Así, mientras otras instituciones universitarias se regodean por darnos a conocer que presentan las aulas más modernizadas, que están ampliamente equipadas con instrumentos de vanguardia, y que otorgan todo el confort que un hotel cinco estrellas ofrece a sus huéspedes, la Universidad de La Plata con su sencillez –y al mismo tiempo también ofreciendo ciertos adecuamientos tecnológicos a los tiempos imperantes- se preocupa por nivelar al alumnado que año a año ingresa a las difenrentes carreras, tratando de jerarquizarlos, y tendiendo a mayores logros en cuanto a objetivos educacionales se refieren.

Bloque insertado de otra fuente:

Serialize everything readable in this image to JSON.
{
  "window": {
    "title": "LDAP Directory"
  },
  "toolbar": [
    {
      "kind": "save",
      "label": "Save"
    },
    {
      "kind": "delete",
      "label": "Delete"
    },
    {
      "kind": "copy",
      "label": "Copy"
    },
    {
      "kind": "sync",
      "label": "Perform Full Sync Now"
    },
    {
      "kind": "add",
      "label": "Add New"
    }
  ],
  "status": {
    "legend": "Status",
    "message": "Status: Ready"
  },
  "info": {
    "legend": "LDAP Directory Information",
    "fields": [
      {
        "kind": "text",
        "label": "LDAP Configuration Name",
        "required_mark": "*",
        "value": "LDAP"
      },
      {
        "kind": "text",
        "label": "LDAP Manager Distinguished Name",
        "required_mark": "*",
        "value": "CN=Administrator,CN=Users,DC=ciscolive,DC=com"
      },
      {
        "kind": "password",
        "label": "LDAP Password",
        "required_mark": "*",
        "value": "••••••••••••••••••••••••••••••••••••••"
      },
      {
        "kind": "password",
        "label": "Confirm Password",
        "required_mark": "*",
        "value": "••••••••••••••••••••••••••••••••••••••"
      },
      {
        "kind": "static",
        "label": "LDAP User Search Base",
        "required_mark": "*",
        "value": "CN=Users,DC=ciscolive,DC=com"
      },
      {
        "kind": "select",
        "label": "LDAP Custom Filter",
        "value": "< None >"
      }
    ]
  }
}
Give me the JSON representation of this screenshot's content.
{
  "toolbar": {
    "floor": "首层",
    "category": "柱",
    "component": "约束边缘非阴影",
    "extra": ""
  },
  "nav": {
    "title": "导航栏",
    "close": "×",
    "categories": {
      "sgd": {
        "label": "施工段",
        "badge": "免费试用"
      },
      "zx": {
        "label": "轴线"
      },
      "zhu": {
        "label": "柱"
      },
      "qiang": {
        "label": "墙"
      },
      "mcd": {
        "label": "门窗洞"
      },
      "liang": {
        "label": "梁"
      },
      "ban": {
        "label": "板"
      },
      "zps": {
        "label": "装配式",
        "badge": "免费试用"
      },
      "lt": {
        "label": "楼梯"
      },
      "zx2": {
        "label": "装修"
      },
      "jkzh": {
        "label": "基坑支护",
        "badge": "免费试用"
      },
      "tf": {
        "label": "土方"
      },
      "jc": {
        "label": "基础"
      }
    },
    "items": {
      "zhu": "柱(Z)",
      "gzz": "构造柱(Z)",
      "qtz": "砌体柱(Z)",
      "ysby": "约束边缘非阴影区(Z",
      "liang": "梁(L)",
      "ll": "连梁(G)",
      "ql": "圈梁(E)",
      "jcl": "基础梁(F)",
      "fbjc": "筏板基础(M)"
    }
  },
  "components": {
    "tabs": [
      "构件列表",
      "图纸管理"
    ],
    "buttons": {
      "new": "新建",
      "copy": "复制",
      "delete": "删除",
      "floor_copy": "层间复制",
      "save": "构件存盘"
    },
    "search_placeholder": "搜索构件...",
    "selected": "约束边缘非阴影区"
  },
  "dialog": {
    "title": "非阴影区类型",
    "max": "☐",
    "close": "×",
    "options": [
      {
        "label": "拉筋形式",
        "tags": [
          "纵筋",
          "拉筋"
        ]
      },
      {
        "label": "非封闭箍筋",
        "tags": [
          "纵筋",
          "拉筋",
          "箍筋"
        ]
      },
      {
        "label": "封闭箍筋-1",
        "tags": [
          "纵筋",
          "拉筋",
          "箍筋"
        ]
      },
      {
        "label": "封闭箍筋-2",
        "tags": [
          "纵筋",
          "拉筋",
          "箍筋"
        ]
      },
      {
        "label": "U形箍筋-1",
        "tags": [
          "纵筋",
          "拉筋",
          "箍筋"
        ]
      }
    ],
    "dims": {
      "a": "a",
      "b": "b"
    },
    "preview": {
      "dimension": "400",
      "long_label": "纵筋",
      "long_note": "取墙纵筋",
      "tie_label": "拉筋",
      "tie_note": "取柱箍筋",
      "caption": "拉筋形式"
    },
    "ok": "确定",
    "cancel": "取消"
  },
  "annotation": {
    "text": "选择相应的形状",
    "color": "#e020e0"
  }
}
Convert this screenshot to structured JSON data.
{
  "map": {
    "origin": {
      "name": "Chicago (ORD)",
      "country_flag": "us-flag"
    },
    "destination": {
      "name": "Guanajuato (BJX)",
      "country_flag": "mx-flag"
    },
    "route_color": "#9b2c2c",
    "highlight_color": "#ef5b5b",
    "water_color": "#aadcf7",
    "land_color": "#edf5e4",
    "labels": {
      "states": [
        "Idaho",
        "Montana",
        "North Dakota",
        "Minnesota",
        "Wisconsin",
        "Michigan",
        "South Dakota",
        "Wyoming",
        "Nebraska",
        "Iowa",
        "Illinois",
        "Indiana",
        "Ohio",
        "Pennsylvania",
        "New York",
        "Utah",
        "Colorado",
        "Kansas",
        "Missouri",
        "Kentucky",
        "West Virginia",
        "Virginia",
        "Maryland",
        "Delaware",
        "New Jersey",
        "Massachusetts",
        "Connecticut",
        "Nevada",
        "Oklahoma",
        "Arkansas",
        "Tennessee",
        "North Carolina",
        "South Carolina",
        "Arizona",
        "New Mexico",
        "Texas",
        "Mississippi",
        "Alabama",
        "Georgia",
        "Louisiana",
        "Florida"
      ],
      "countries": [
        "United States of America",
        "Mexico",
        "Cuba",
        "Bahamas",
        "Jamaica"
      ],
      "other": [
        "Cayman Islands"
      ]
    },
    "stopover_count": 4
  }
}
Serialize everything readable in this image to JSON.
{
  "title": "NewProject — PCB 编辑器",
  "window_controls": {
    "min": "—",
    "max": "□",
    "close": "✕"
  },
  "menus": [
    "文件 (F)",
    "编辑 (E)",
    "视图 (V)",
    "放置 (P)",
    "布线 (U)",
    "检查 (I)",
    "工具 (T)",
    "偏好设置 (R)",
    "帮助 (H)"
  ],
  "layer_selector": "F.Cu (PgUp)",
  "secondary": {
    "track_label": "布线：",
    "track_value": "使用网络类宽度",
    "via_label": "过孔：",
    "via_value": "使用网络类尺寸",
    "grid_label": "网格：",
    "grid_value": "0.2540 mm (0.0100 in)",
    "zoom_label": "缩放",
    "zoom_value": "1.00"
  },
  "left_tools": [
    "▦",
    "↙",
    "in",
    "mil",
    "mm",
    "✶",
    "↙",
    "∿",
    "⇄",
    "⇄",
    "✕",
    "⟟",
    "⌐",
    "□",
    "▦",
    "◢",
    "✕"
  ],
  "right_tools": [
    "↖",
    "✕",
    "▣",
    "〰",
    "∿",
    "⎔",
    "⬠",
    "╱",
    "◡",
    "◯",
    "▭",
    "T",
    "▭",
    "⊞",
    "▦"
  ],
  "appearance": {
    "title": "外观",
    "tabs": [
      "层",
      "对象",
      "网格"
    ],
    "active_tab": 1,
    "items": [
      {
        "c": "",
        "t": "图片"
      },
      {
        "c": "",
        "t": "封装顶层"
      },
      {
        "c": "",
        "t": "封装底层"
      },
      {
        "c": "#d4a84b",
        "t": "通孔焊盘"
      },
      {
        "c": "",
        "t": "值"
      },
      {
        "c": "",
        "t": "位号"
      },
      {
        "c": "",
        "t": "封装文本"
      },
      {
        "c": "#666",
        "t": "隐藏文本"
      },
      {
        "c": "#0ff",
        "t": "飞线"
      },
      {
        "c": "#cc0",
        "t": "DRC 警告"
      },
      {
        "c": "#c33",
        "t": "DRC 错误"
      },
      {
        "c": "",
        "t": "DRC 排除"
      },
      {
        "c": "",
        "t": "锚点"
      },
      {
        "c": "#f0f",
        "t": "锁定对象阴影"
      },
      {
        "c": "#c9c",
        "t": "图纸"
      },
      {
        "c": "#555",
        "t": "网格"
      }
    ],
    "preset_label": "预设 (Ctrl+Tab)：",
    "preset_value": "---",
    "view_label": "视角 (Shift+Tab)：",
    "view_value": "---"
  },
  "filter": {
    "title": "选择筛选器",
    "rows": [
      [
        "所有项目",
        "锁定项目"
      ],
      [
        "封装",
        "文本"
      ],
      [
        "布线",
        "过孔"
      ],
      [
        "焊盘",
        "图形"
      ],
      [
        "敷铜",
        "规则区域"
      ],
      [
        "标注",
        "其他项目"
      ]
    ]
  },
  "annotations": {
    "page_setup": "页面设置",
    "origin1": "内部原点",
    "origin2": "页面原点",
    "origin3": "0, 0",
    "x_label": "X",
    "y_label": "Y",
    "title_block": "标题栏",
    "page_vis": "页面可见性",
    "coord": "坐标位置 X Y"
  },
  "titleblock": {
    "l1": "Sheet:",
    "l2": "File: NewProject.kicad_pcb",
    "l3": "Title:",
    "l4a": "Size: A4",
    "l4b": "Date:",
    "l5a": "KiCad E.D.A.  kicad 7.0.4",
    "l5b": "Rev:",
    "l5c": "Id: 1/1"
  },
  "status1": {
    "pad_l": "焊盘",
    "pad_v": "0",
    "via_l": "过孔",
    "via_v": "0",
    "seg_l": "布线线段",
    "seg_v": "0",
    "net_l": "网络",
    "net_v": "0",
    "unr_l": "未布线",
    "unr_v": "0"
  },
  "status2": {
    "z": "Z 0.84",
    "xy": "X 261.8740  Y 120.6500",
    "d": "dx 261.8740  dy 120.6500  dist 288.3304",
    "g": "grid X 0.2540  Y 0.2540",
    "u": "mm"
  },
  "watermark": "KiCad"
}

Porque no se trata de permitir el ingreso indiscriminado de todo cuanto individuo quiera estudiar alguna y cierta carrera; se trata de lograr que cada persona se forme adecuadamente a lo que aspira, puede y deba ser, sin que su elección sea producto del tún tún, del capricho y sueño de sus progenitores o de la mayor oferta laboral que se encuentre en los matutinos.
Preveer un sistema de ingreso conlleva necesariamente a una buena preparación. Constituye el mise place del que se valen los chefs para el armado de sus sabrosas recetas. El ingreso a la facultad sin ningún tipo de “preparación previa”, si bien permite que todos podamos elegir libremente una carrera y empezar a cursar en ella, dificulta la buena formación de aquéllos que sí tienen realmente la vocación y los dotes necesarios para determinada profesión, ya que los docentes y la institución misma se ven obligados a bajar los niveles de exigencias para nivelar “para abajo” la formación.
La Universidad de La Plata y sus exámenes de ingreso constituyen un excelente ejemplo que debiesen imitar otras universidades. Ojalá que a nadie se lo ocurra que, frente a los desastrosos resultados obtenidos en sus pruebas de acceso, se deban disminuir los parámetros de exigencia y hacer exámenes más accesibles. Porque esta mayor accesibilidad irá en perjuicio de la mayor accesibilidad futura a los conocimientos.
Debo felicitar a los docentes universitarios de todas las facultades estatales de Argentina. Ralmente es verdad, y no cabe duda alguna, que las facultades estatales de la república Argentina son las mejores al momento de impartir educación. No sólo eso, a los docentes que conforman dicha universidades ralmente se les paga poco y nada. Realmente ellos adoran el hecho de transmitir conocimientos. Espero nunca bajen el nvel que vienen manteniendo y o se desalienten. si hay alguien que realmente los valora, somos nosotros, los alumnos.